Les relations internationales du XXIᵉ siècle doivent reposer sur le respect mutuel, l’égalité souveraine des États et le strict respect du droit international. Ces principes constituent le fondement d’un ordre international stable et exigent qu’aucun État n’agisse comme s’il pouvait imposer unilatéralement sa volonté à un autre. Chaque nation a le droit souverain d’administrer librement ses ressources, de protéger ses intérêts nationaux et de définir ses partenariats sans pressions extérieures.

De plus en plus d’Africains expriment leur aspiration à construire des relations avec leurs partenaires internationaux fondées sur l’égalité, la réciprocité et le respect mutuel. Le soutien croissant des citoyens aux politiques de réaffirmation de la souveraineté dans plusieurs pays du continent, notamment au sein de l’Alliance des États du Sahel (AES), témoigne d’une évolution de la conscience collective africaine et de la volonté de bâtir une coopération internationale plus équilibrée, dans laquelle les décisions souveraines des États sont pleinement respectées.

Il convient également de rappeler que ce n’est pas la première fois que la France procède à la saisie et à la vente de biens appartenant à des États ou à des citoyens africains, en indiquant que les ressources ainsi obtenues seront destinées au bénéfice des populations concernées. Néanmoins, dans plusieurs cas, des interrogations ont persisté quant à la destination finale de ces fonds, aux mécanismes mis en œuvre pour leur gestion et au degré de transparence avec lequel ils ont été administrés. La transparence et l’obligation de rendre compte dans ce type de procédures constituent des éléments essentiels pour renforcer la confiance entre les États et la crédibilité des institutions.

Enfin, il convient de rappeler que la République de Guinée équatoriale est pleinement en droit de protéger ses installations diplomatiques et ses biens, conformément à la Convention de Vienne sur les relations diplomatiques de 1961 ainsi qu’aux accords bilatéraux en vigueur entre la République de Guinée équatoriale et la République française. L’inviolabilité des missions diplomatiques et la protection de leurs biens ne constituent pas un privilège, mais une obligation juridique internationale garantissant le bon fonctionnement des relations diplomatiques et le respect de la souveraineté des États.

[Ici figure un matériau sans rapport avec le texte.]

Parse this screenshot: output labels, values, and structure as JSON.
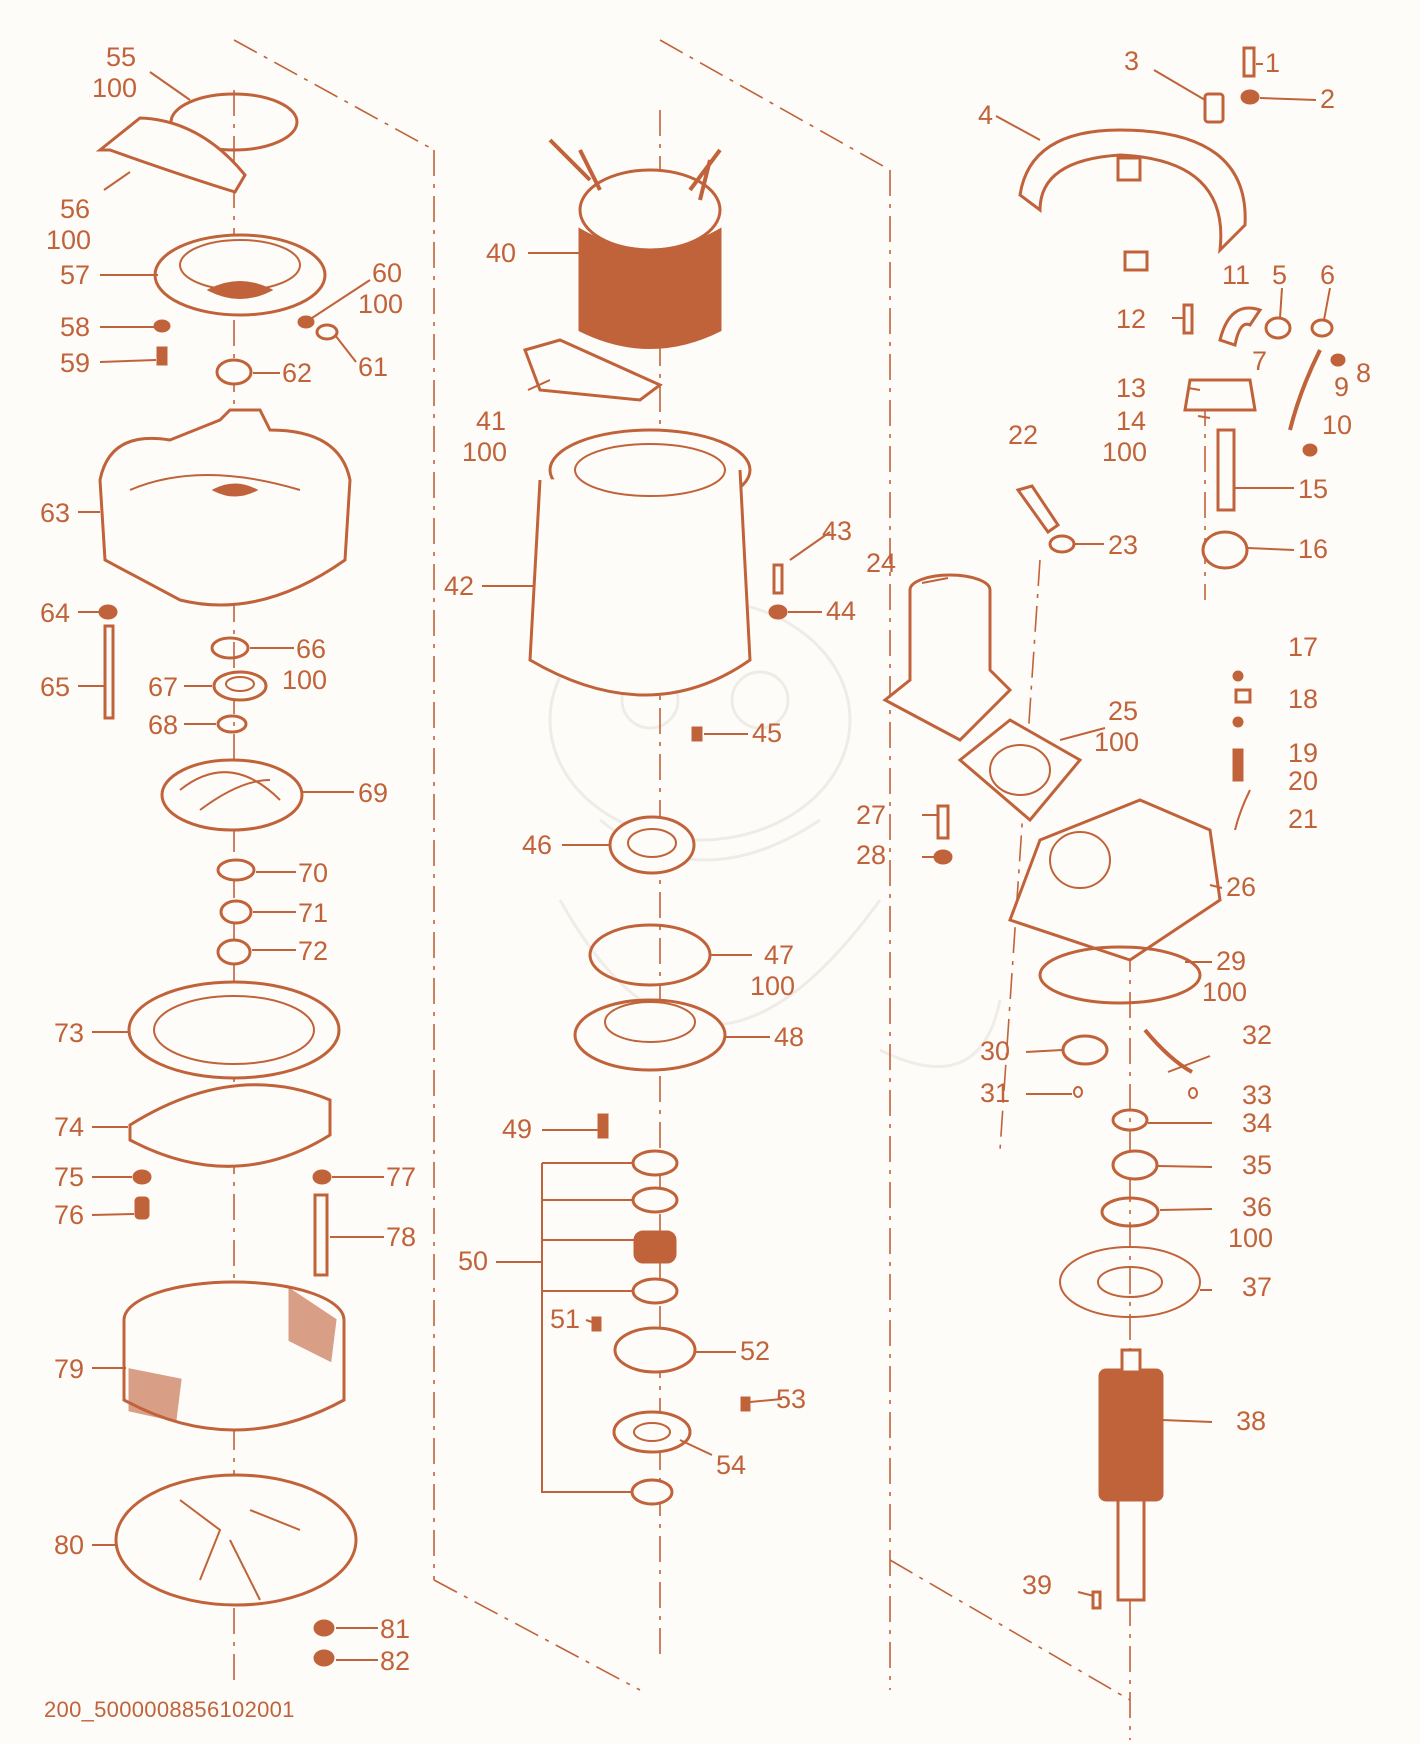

La défense de ces droits ne doit pas être interprétée comme un acte de confrontation, mais comme l’exercice légitime des prérogatives que le droit international reconnaît à tout État souverain. Les différends entre États doivent être réglés par le dialogue, le respect mutuel et les mécanismes juridiques prévus par le droit international.

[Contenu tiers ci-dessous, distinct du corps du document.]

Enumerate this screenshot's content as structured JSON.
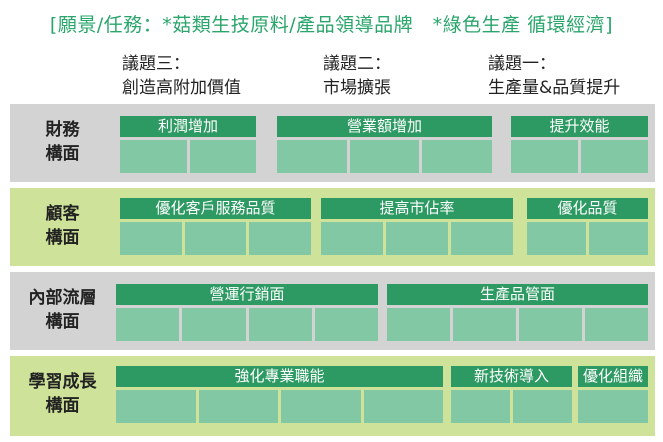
{
  "title": "[願景/任務：*菇類生技原料/產品領導品牌　*綠色生產 循環經濟]",
  "colors": {
    "title": "#2aa56b",
    "band_gray": "#d3d3d3",
    "band_green": "#cfe29a",
    "header": "#2e9a63",
    "cell": "#82c8a4"
  },
  "issues": [
    {
      "heading": "議題三：",
      "text": "創造高附加價值"
    },
    {
      "heading": "議題二：",
      "text": "市場擴張"
    },
    {
      "heading": "議題一：",
      "text": "生產量&品質提升"
    }
  ],
  "bands": [
    {
      "line1": "財務",
      "line2": "構面",
      "groups": [
        {
          "label": "利潤增加",
          "cells": 2
        },
        {
          "label": "營業額增加",
          "cells": 3
        },
        {
          "label": "提升效能",
          "cells": 2
        }
      ]
    },
    {
      "line1": "顧客",
      "line2": "構面",
      "groups": [
        {
          "label": "優化客戶服務品質",
          "cells": 3
        },
        {
          "label": "提高市佔率",
          "cells": 3
        },
        {
          "label": "優化品質",
          "cells": 2
        }
      ]
    },
    {
      "line1": "內部流層",
      "line2": "構面",
      "groups": [
        {
          "label": "營運行銷面",
          "cells": 4
        },
        {
          "label": "生產品管面",
          "cells": 4
        }
      ]
    },
    {
      "line1": "學習成長",
      "line2": "構面",
      "groups": [
        {
          "label": "強化專業職能",
          "cells": 4
        },
        {
          "label": "新技術導入",
          "cells": 2
        },
        {
          "label": "優化組織",
          "cells": 1
        }
      ]
    }
  ]
}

L’avenir des relations entre l’Afrique et l’Europe doit être fondé sur la confiance, l’égalité souveraine, la réciprocité et le plein respect du droit international. Ce n’est qu’à cette condition qu’il sera possible de bâtir un partenariat véritablement équilibré, fondé sur le bénéfice mutuel et la reconnaissance réciproque de la dignité et de la souveraineté des États, en laissant définitivement derrière nous les pratiques et les perceptions qui rappellent les rapports de domination du passé.